Hi guys, hope y’all doing good. Now that everything has started to become normal and the way how it was actually, there are still a few areas that are not sorted out and remain a mess.
Yes, I am talking about your SQL database. Do you have no idea how to maintain your data & make it more readable? Do not worry, I am here for the rescue!
In this blog, I am going to share some interesting thoughts on CTE (Common Table Expression) in SQL like how CTE helps in querying hierarchical data and keeps our query more readable.
A common Table Expression is a temporary result set that exists for one query. CTE is defined/ initiated using the ‘WITH’ keyword followed by a name for the table expression and an actual base query called the anchor.
WITH
cte_name AS (
SELECT columns FROM table WHERE conditions
)
Let’s take a simple company and dealer table in which the company has many relations with dealers as an example. Table company holds the list of car companies and dealers with the list of dealer names and respective sales count.
Company Table
id | name | web_url |
---|---|---|
24 | Tata | www.tatacars.co.in |
25 | Toyota | www.toyota.co.in |
28 | Honda | www.honda.co.in |
30 | Hyundai | www.hyndai.co.in |
Dealer Table
id | cmpy_id | name | sales_count |
---|---|---|---|
221 | 24 | Dealer A | 24 |
235 | 25 | Dealer B | 51 |
249 | 28 | Dealer C | 41 |
256 | 24 | Dealer A1 | 62 |
263 | 25 | Dealer B1 | 55 |
275 | 30 | Dealer D | 56 |
With the above setup, we will try to fetch a list of company names and dealers with the highest sales count accordingly.
In this scenario, ranking dealers with the highest sales count for a particular company would be our base result set, with that we can easily form our main query as shown below.
WITH
ranked_dealers AS (
SELECT *, RANK( ) OVER (PARTITION BY cmpy_id ORDER BY sales_count desc) as rank
FROM dealers
)
SELECT cmpy.name AS company_name , rd.name AS dealer_name, rd.sales_count
FROM company AS cmpy
LEFT JOIN ranked_dealers AS rd ON cmpy.id = rd.cmpy_id
WHERE rd.rank = 1;
Query Result
company_name | dealer_name | sales_count |
---|---|---|
Tata | Dealer A1 | 62 |
Toyota | Dealer B1 | 55 |
Honda | Dealer C | 41 |
Hyundai | Dealer D | 56 |
Now we have the best dealers for the corresponding companies. By this simple example, we get a basic understanding of how CTE works. The same can be achieved using a subquery.
But for complex queries, we can have multiple table expressions with different names to use in the main query which helps improve readability and easy debugging.
Materialize
CTE WITH clause runs once and generates a temporary copy table, this is referred to as MATERIALIZE. It helps in query performance. However, this comes with disadvantages such as all columns are computed even if they are not used in the main query and mainly indexes won’t work well when used with WHERE or JOIN clauses.

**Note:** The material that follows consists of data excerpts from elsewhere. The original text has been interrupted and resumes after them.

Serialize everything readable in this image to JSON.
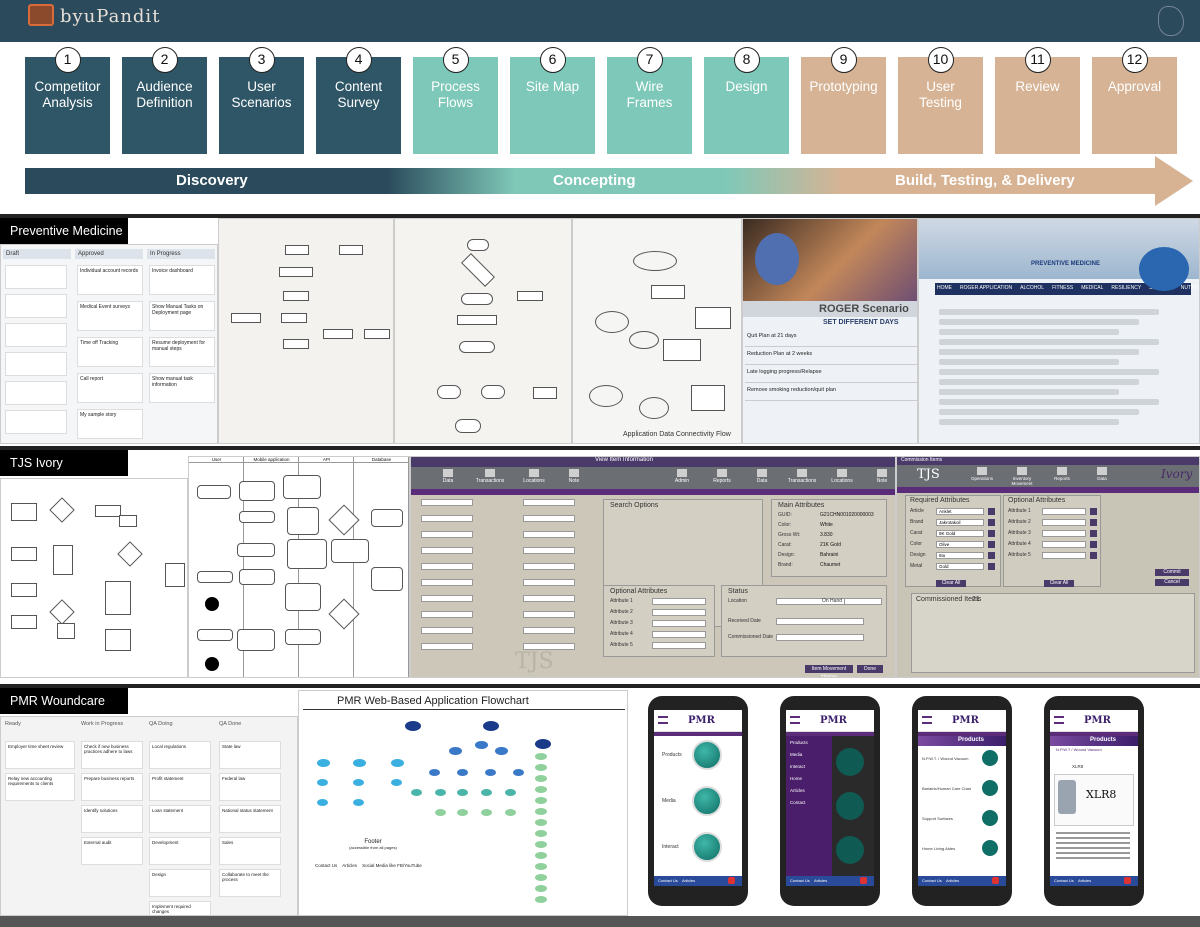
{
  "logo_text": "byuPandit",
  "steps": [
    {
      "num": "1",
      "label": "Competitor Analysis"
    },
    {
      "num": "2",
      "label": "Audience Definition"
    },
    {
      "num": "3",
      "label": "User Scenarios"
    },
    {
      "num": "4",
      "label": "Content Survey"
    },
    {
      "num": "5",
      "label": "Process Flows"
    },
    {
      "num": "6",
      "label": "Site Map"
    },
    {
      "num": "7",
      "label": "Wire Frames"
    },
    {
      "num": "8",
      "label": "Design"
    },
    {
      "num": "9",
      "label": "Prototyping"
    },
    {
      "num": "10",
      "label": "User Testing"
    },
    {
      "num": "11",
      "label": "Review"
    },
    {
      "num": "12",
      "label": "Approval"
    }
  ],
  "phases": {
    "discovery": "Discovery",
    "concepting": "Concepting",
    "build": "Build, Testing, & Delivery"
  },
  "sections": {
    "preventive": "Preventive Medicine",
    "tjs": "TJS Ivory",
    "pmr": "PMR Woundcare"
  },
  "preventive": {
    "kanban_cols": [
      "Draft",
      "Approved",
      "In Progress"
    ],
    "kanban_items": [
      "Individual account records",
      "Invoice dashboard",
      "Medical Event surveys",
      "Show Manual Tasks on Deployment page",
      "Time off Tracking",
      "Resume deployment for manual steps",
      "Call report",
      "Show manual task information",
      "My sample story"
    ],
    "roger_title": "ROGER Scenario",
    "roger_set": "SET DIFFERENT DAYS",
    "roger_rows": [
      "Quit Plan at 21 days",
      "Reduction Plan at 2 weeks",
      "Late logging progress/Relapse",
      "Remove smoking reduction/quit plan"
    ],
    "pm_brand": "PREVENTIVE MEDICINE",
    "pm_nav": [
      "HOME",
      "ROGER APPLICATION",
      "ALCOHOL",
      "FITNESS",
      "MEDICAL",
      "RESILIENCY",
      "SMOKING",
      "NUTRITION",
      "S.W.I.L.E.S"
    ],
    "diagram_caption": "Application Data Connectivity Flow"
  },
  "tjs": {
    "swim_cols": [
      "User",
      "Mobile application",
      "API",
      "Database"
    ],
    "view_title": "View Item Information",
    "nav": [
      "Data",
      "Transactions",
      "Locations",
      "Note",
      "Admin",
      "Reports",
      "Data",
      "Transactions",
      "Locations",
      "Note"
    ],
    "search_options": "Search Options",
    "main_attributes": "Main Attributes",
    "attr_fields": [
      "GUID:",
      "Color:",
      "Gross Wt:",
      "Carat:",
      "Design:",
      "Brand:"
    ],
    "attr_values": [
      "G21CHN001020000003",
      "White",
      "3.830",
      "21K Gold",
      "Bahraini",
      "Chaumet"
    ],
    "optional_attrs": "Optional Attributes",
    "status": "Status",
    "status_fields": [
      "Location",
      "On Hand",
      "Received Date",
      "Commissioned Date"
    ],
    "attribute_labels": [
      "Attribute 1",
      "Attribute 2",
      "Attribute 3",
      "Attribute 4",
      "Attribute 5"
    ],
    "buttons": [
      "Item Movement History",
      "Done"
    ],
    "commission_title": "Commission Items",
    "tjs_logo": "TJS",
    "ivory_logo": "Ivory",
    "tabs2": [
      "Operations",
      "Inventory Movement",
      "Reports",
      "Data"
    ],
    "required_attrs": "Required Attributes",
    "req_fields": [
      "Article",
      "Brand",
      "Carat",
      "Color",
      "Design",
      "Metal"
    ],
    "req_values": [
      "Anklet",
      "Jakrotakoil",
      "9K Gold",
      "Olive",
      "6tu",
      "Gold"
    ],
    "clear_all": "Clear All",
    "commissioned_items": "Commissioned Items",
    "commissioned_count": "21",
    "right_buttons": [
      "Commit",
      "Cancel"
    ]
  },
  "pmr": {
    "flow_title": "PMR Web-Based Application Flowchart",
    "footer_label": "Footer",
    "footer_sub": "(accessible from all pages)",
    "footer_items": [
      "Contact Us",
      "Articles",
      "Social Media like FB/YouTube"
    ],
    "kanban_cols": [
      "Ready",
      "Work in Progress",
      "QA Doing",
      "QA Done"
    ],
    "kanban_items": [
      "Check if new business practices adhere to laws",
      "Prepare business reports",
      "Identify solutions",
      "Local regulations",
      "Profit statement",
      "Loan statement",
      "State law",
      "Federal law",
      "National status statement",
      "Development",
      "Design",
      "Sales",
      "Implement required changes",
      "Collaborate to meet the process",
      "Employer time sheet review",
      "External audit",
      "Relay new accounting requirements to clients"
    ],
    "app_brand": "PMR",
    "menu_items": [
      "Products",
      "Media",
      "Interact"
    ],
    "products_title": "Products",
    "subtitle": "N.P.W.T / Wound Vacuum",
    "product_list": [
      "N.P.W.T. / Wound Vacuum",
      "Bariatric/Human Care Chair",
      "Support Surfaces",
      "Home Living Aides"
    ],
    "xlr": "XLR8",
    "footer_links": [
      "Contact Us",
      "Articles"
    ],
    "drawer_items": [
      "Products",
      "Media",
      "Interact",
      "Home",
      "Articles",
      "Contact"
    ]
  }
}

Prior to POSTGRES 12, all CTEs are materialized. By default, Later versions materialize only if CTE is referenced more than once, and use inline if referenced only once which has a huge impact on query execution time. We can change the default behavior via code as shown below.
WITH cte_name AS MATERIALIZED
(or)
WITH cte_name AS NOT MATERIALIZED
Using CTE with Rails
CTE can be implemented on Rails using the ActiveRecordExtended gem. The above query can be translated into ActiveRecord as,
Company.with( ranked_dealers: “ SELECT *, RANK( ) OVER ( PARTITION BY cmpy_id ORDER BY sales_count desc ) as rank FROM dealers ” )

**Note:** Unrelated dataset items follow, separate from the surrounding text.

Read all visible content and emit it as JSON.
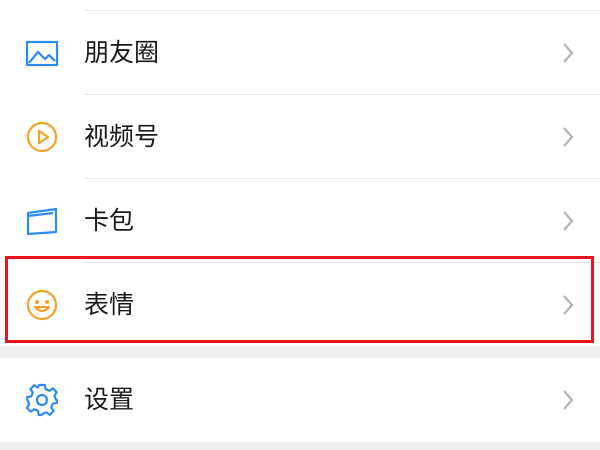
{
  "menu": {
    "items": [
      {
        "label": "朋友圈",
        "icon": "moments-icon",
        "color": "#2c8cf4"
      },
      {
        "label": "视频号",
        "icon": "channels-icon",
        "color": "#f4a02a"
      },
      {
        "label": "卡包",
        "icon": "cards-icon",
        "color": "#2c8cf4"
      },
      {
        "label": "表情",
        "icon": "stickers-icon",
        "color": "#f4a02a",
        "highlighted": true
      }
    ],
    "settings": {
      "label": "设置",
      "icon": "settings-icon",
      "color": "#2c8cf4"
    }
  },
  "highlight_color": "#e8141b"
}
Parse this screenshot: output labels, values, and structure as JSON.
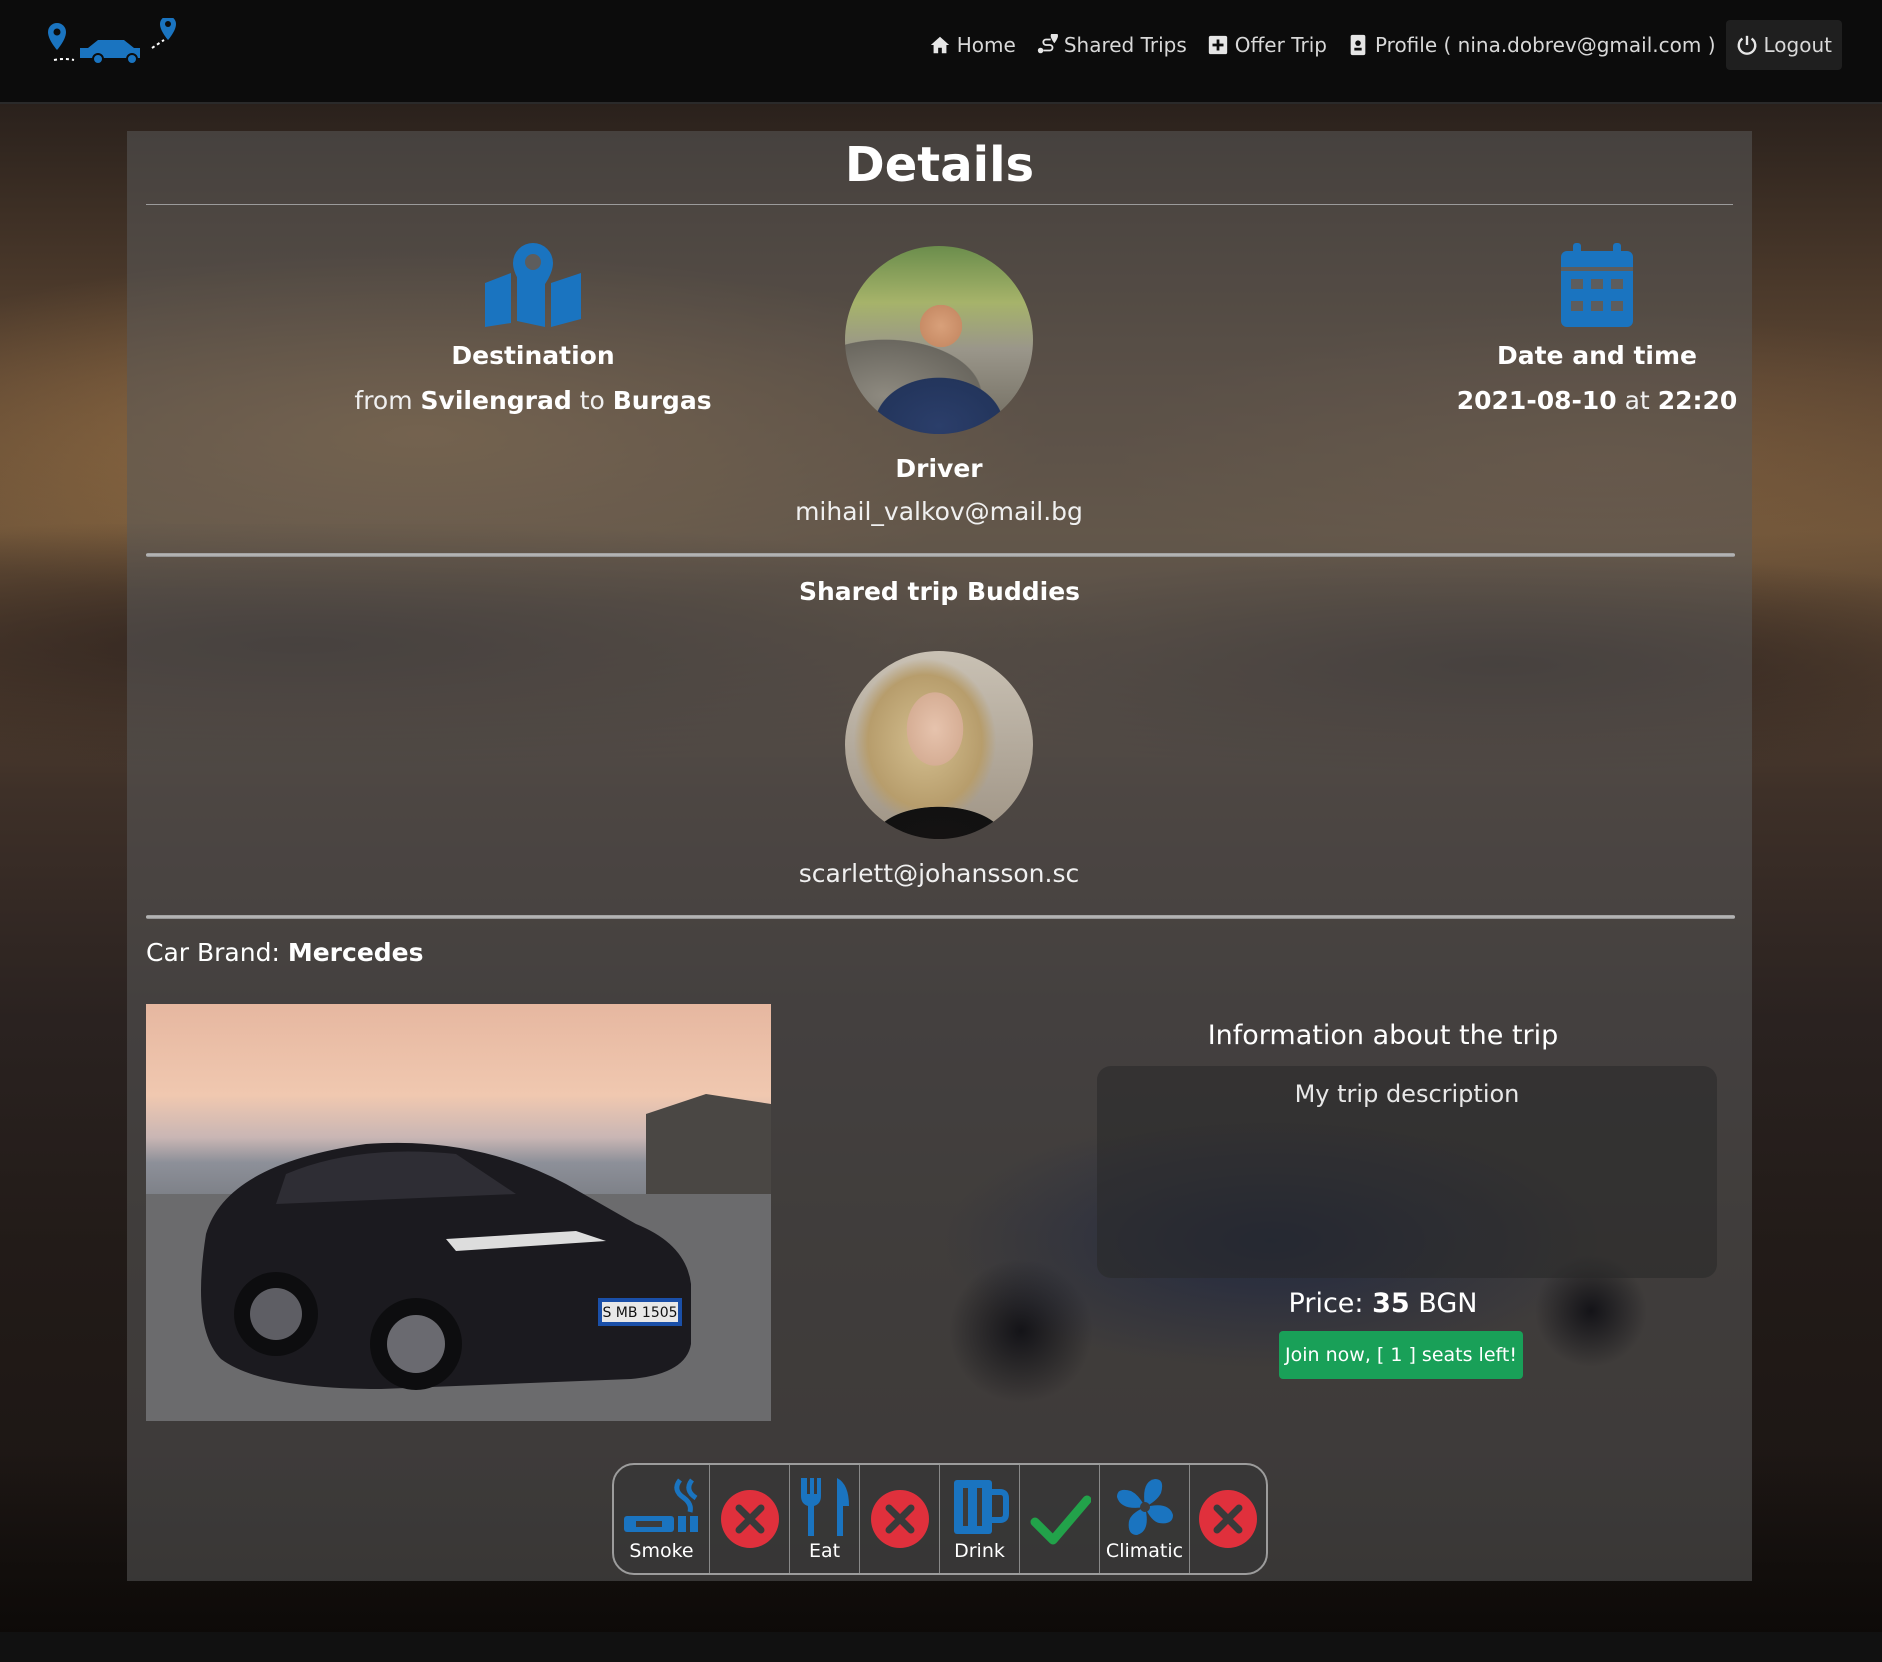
{
  "nav": {
    "items": [
      {
        "label": "Home",
        "icon": "home-icon"
      },
      {
        "label": "Shared Trips",
        "icon": "route-icon"
      },
      {
        "label": "Offer Trip",
        "icon": "plus-square-icon"
      },
      {
        "label": "Profile ( nina.dobrev@gmail.com )",
        "icon": "id-card-icon"
      },
      {
        "label": "Logout",
        "icon": "power-icon"
      }
    ]
  },
  "colors": {
    "accent": "#1a74c0",
    "join_button": "#19a058",
    "not_allowed": "#e0303c",
    "allowed": "#22a24a"
  },
  "details": {
    "title": "Details",
    "destination": {
      "heading": "Destination",
      "from_word": "from",
      "from_city": "Svilengrad",
      "to_word": "to",
      "to_city": "Burgas"
    },
    "driver": {
      "heading": "Driver",
      "email": "mihail_valkov@mail.bg"
    },
    "datetime": {
      "heading": "Date and time",
      "date": "2021-08-10",
      "at_word": "at",
      "time": "22:20"
    },
    "buddies": {
      "heading": "Shared trip Buddies",
      "list": [
        {
          "email": "scarlett@johansson.sc"
        }
      ]
    },
    "car": {
      "brand_label": "Car Brand:",
      "brand": "Mercedes",
      "plate": "S MB 1505"
    },
    "trip_info": {
      "heading": "Information about the trip",
      "description": "My trip description",
      "price_label": "Price:",
      "price_value": "35",
      "currency": "BGN",
      "join_label": "Join now, [ 1 ] seats left!"
    },
    "amenities": [
      {
        "label": "Smoke",
        "icon": "smoking-icon",
        "allowed": false
      },
      {
        "label": "Eat",
        "icon": "utensils-icon",
        "allowed": false
      },
      {
        "label": "Drink",
        "icon": "beer-icon",
        "allowed": true
      },
      {
        "label": "Climatic",
        "icon": "fan-icon",
        "allowed": false
      }
    ]
  }
}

.joins( “ LEFT JOIN ranked_dealers ON ranked_dealers.cmpy_id = company.id ” )
.where( “ ranked_dealers.rank = 1 ” )
.select( “ company.name AS company_name , ranked_dealers.name AS dealer_name, ranked_dealers.sales_count” )
Does this blog on CTE sound captivating!!! Hope you have got an idea of how to have your data sorted out. Do let me know your thoughts in the comments.
Let us all soon meet in my next blog. Until then, it’s a wrap!